I want a country – and a world – where regardless of the economic system or political system, we have the freedom to debate everything. Where ethics classes at universities can ask whether murder or slavery can ever be morally justified. Where people can protest, or not protest, without immense peer pressure.
As a public servant, I value my political neutrality, but it is becoming harder and harder as so many politically-loaded activities (such as karakia before meetings) are loaded in and seen as “neutral” (i.e. they are so normalised now, nobody sees how political they truly are). There are examples the other way; the normalcy of capitalism, for example, is never questioned even though that is also a political, not a technical, viewpoint.

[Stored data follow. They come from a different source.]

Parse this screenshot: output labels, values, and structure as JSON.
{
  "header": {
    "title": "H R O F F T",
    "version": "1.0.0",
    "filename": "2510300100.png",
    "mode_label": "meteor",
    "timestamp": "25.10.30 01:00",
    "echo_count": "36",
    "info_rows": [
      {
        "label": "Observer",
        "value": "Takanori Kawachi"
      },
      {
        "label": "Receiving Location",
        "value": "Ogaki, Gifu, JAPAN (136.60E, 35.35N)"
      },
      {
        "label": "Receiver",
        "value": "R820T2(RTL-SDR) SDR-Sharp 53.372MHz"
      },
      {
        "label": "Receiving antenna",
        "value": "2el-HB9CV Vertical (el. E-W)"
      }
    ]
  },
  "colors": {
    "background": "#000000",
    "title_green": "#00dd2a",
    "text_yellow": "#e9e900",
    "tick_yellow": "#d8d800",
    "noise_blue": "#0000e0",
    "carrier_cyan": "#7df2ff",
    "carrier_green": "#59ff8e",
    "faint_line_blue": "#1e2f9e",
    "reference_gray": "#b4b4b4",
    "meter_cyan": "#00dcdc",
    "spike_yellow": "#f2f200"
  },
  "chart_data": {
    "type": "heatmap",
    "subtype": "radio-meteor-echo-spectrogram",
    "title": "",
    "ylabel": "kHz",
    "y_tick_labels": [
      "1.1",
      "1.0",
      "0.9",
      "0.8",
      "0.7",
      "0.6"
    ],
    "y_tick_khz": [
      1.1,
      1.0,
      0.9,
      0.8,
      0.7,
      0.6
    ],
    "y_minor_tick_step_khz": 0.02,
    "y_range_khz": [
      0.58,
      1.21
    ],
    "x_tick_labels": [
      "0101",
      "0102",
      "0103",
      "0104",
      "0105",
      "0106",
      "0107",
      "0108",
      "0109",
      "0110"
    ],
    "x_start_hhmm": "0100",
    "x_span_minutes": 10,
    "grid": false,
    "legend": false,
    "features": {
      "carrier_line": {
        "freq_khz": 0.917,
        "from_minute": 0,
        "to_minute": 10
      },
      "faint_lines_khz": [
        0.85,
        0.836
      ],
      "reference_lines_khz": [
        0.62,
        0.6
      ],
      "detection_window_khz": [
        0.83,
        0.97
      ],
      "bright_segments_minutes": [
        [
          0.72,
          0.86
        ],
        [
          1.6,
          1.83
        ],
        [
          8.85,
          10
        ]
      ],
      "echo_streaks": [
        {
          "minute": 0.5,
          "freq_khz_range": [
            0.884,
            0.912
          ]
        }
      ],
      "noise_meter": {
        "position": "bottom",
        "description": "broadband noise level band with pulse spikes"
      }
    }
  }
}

When Auckland Council banned those speakers from community facilities, they were bringing politics into a bureaucratic decision.
I hope I haven’t waffled too much, but that my central point – we are losing freedom of debate – has come through. I don’t know what to do.
I’ll be voting National this year, not because I like them, but because they’re the lesser of two evils.
If Trump was here, even though I believe he’s likely a halfwit, sex offending, buffoon, I’d vote for him. Simply because I would feel my freedom of debate would be stronger under him than it would be under Ardern.